Organizations now acknowledge that e-learning or a blended learning approach is becoming the new norm. Consequently, HR leaders are looking for ways to entice learners to obtain the critical skills they need to do their jobs. HR also needs to examine their learning technology and tool mix and seek advice on optimizing those assets.
Take, for example, manufacturing and mining—two industries that have adapted their learning practices. Before the pandemic, workers were usually flown in and out of their location to undertake in-person training. Now, workers are using augmented reality to learn components of their mission-critical training from home. Using appropriate, mobile-enabled technology, organizations can see whether the employee is safe, quick, competent, and compliant, and whether they will be safe in the actual working environment.
But digital learning is not without its challenges. Despite the good intentions of organizations to shift to digital learning, they often fail to consider the infrastructure requirements needed to put digital learning into practice.
In a rush to get employees working from home within 24 hours following the first pandemic lockdown, it quickly became apparent that organizations had to deal with various internet and broadband accessibility issues, mainly where they operated internationally. Issues included whether or not employees had access, how that access was provided (satellite, cable, telephone wires, wireless, or mobile connections), and the quality and reliability of the connection. Many organizations helped employees access the infrastructure required to work from home, but employee accessibility issues continue to be a challenge and should not be underestimated. Despite 85% of the U.S. population owning a smartphone, smartphone penetration globally is around 46%, so not all employees can access learning via apps.
Other challenges also persist. Some organizations may have purchased user licenses in the past that are now insufficient for current employee needs, imposing restrictions on who can access learning at any one time. In other cases, organizations want to provide digital learning access to their extended workforce, including contractors and customers, which requires them to modify their authentication services for security reasons. Cybersecurity, including issues around single sign-on, antivirus, and mobile device management, has been a growing issue. Many organizations do not have a secure environment and some organizations are reluctant to address it, posing an ongoing barrier to digital learning. Cybersecurity and regulatory requirements like GDPR impact the international transfer of learning data, adding to companies’ woes.

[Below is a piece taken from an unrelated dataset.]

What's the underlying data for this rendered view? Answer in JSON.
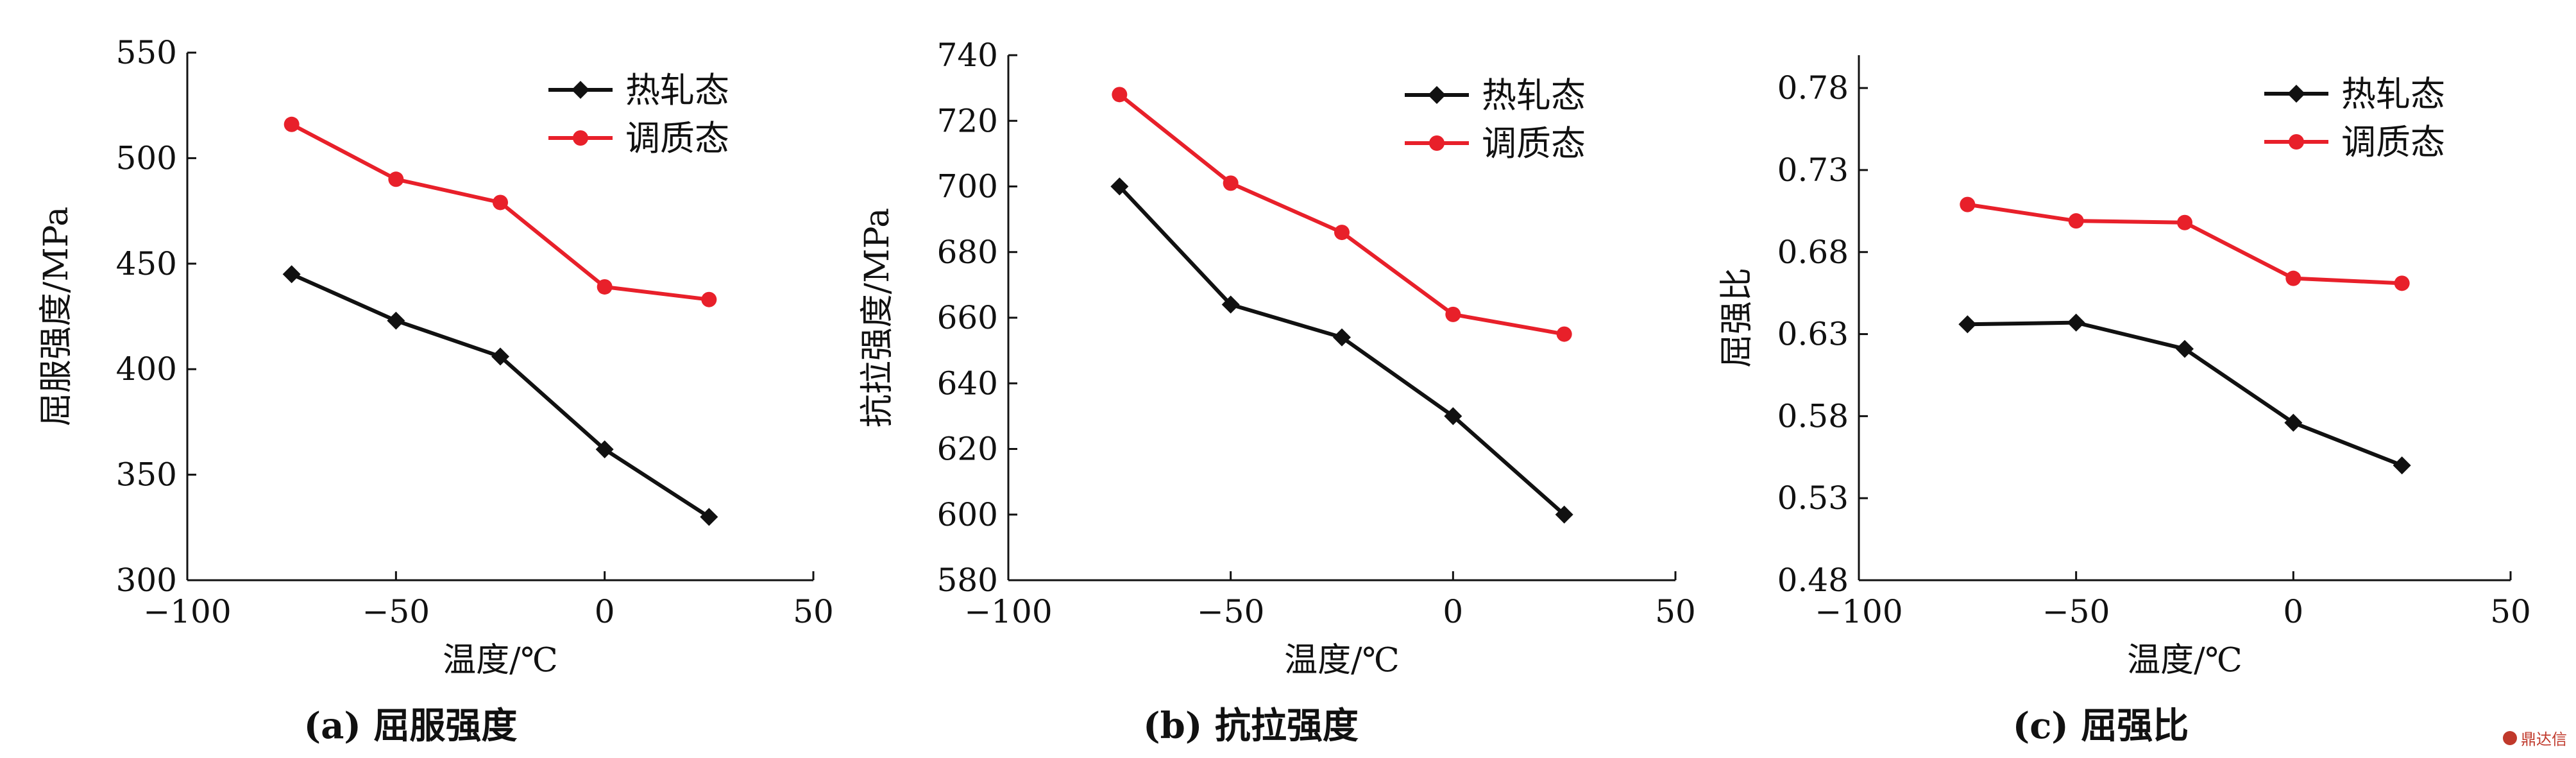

Enthusiasm for new tech like virtual reality and augmented reality has opened a can of worms around integration. Many existing learning management systems with a set of simple features saw their capabilities maxed out. It can be difficult and costly to integrate legacy on-premise learning platforms with cloud-based technology. Organizations also fail to ensure they have suitable bandwidth to support the platforms that deliver new tech. Most organizations must understand the infrastructure requirements needed to enable these learning technologies and consider upgrading their platforms.
Tackling the Challenges
The pandemic has sped up the digital transformation of organizations by three or four years—and there is no going back. The pace at which technology is evolving continues to accelerate, and most, if not all, jobs will be digitally enabled in some form in a matter of years. Organizations must get the right digital infrastructure in place if they are to operate successfully in a digital world. The ongoing impact of the pandemic, likely to be prevalent for another few years, accentuates the need for the global workforce of the future to encompass a higher proportion of remote work.
Nikki Edwards is HR outsourcing principal research analyst for NelsonHall.